Mexican president-elect Andres Manuel Lopez Obrador has announced that once he assumes office, he will reopen the Ayotzinapa case and appoint a National Truth Commission to investigate all cases of forced disappearances. The announcement came in the wake of widespread anger and discontent in Mexican civil society, and concerns from around the world about the flaws and irregularities in the investigation of the case of the forced disappearance of 43 students in September 2014.
September 26, 2014, was a long, violent and chaotic night that still remains riddled with confusion and mystery as the truth has yet to be fully uncovered. What is known, through information gathered from the students who survived, witnesses and independent human rights investigations, is that students of the Raul Isidro Burgos Rural Teachers College of Ayotzinapa were preparing to travel to Mexico City for the commemoration of the Tlatelolco massacre of 1968. As the students were headed back to Ayotzinapa after having commandeered several buses for their trip to the capital (a yearly tradition grudgingly tolerated by the community and bus companies), law enforcement agencies and other armed actors launched a calculated and coordinated assault on the student caravan. The law enforcement officials shot at the buses and detained 43 students who were never seen again.

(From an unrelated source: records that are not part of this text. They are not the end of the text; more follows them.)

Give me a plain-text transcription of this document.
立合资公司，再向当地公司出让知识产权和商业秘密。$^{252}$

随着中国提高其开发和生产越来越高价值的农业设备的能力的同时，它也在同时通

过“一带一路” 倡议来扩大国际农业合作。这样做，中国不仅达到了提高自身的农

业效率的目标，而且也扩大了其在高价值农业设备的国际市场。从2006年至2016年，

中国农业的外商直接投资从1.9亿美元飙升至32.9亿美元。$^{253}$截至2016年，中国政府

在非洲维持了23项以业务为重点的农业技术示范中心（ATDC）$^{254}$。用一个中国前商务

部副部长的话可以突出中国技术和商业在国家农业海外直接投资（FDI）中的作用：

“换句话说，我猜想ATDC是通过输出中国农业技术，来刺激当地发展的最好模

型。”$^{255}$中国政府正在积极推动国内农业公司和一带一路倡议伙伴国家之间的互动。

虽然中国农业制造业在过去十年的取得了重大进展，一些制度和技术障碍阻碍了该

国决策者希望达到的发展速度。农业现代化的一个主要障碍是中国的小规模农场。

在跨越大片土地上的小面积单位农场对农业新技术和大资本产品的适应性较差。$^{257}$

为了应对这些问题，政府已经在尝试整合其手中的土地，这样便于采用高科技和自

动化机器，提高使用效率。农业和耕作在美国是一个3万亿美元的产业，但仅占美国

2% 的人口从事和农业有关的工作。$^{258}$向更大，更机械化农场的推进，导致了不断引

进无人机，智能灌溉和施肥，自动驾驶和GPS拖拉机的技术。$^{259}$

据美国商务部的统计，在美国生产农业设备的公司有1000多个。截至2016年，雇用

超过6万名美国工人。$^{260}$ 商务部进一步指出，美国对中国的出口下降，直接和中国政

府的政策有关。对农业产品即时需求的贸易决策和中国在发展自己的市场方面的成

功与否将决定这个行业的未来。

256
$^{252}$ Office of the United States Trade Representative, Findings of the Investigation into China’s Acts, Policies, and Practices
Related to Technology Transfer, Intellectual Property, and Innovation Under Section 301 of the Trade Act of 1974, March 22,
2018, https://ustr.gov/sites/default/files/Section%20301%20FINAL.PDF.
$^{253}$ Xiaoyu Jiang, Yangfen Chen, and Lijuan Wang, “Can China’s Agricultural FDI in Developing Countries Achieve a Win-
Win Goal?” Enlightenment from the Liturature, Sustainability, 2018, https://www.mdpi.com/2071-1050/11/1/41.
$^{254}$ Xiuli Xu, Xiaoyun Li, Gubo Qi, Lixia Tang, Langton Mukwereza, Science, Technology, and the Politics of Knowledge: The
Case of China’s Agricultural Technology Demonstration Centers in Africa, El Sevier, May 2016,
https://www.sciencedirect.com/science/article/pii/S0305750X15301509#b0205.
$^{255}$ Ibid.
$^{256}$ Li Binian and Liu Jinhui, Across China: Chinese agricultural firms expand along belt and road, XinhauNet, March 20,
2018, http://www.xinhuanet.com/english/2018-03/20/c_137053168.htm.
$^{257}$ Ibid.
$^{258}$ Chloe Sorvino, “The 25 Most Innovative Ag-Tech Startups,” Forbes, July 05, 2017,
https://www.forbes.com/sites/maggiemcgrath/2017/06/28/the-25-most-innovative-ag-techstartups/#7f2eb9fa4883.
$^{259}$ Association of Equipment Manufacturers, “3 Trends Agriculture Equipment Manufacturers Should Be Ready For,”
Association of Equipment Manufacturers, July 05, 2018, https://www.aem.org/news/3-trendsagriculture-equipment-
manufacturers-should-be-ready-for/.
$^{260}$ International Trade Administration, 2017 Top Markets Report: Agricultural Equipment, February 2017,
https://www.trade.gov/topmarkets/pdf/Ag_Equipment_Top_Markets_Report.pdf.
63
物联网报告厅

From that point on, many questions remain about what happened. Originally, the government claimed that the local police had handed over the 43 students to the Guerreros Unidos cartel, who supposedly killed them, incinerated the bodies and disposed of the remains in a nearby river. Members of the cartel confessed to this crime and the state admitted that the local police had collaborated with the cartel in the disappearance of the students.
There have also been accusations that the police intercepted the students under the order of the mayor of Iguala on the presumption that they were heading to the city to disrupt an event hosted by his wife. Even though the mayor refuted the allegations, he later resigned from his post and fled to Mexico City with his wife. They were both subsequently arrested in another case for allegedly murdering an activist from Guerrero.
For family members and human rights organizations, the official story does not add up. The Inter-American Council for Human Rights criticized the official investigation report in 2015 for not having adequate evidence to substantiate the official version. Many believe that the federal government and the army were directly involved and that the government is using the Guerreros Unidos story as a cover-up to protect high-ranking officials and institutions, painting the massacre as a case of corrupt local police personnel colluding with drug cartels, not uncommon in Mexico. Activists have pointed out that the students from Ayotzinapa College were very active in teachers’ protests against the educational reform bill proposed by the government in 2013, and were committed to struggling against the regime of neoliberalism in Mexico.
Enrique Pena Nieto’s government received heavy criticism from around the world over this issue. The relatives of the students and their friends had appealed to Lopez Obrador to take up the matter again in order to achieve true justice for their loved ones, as well as reveal the role of politicians and security forces in the abduction and disappearance of the students.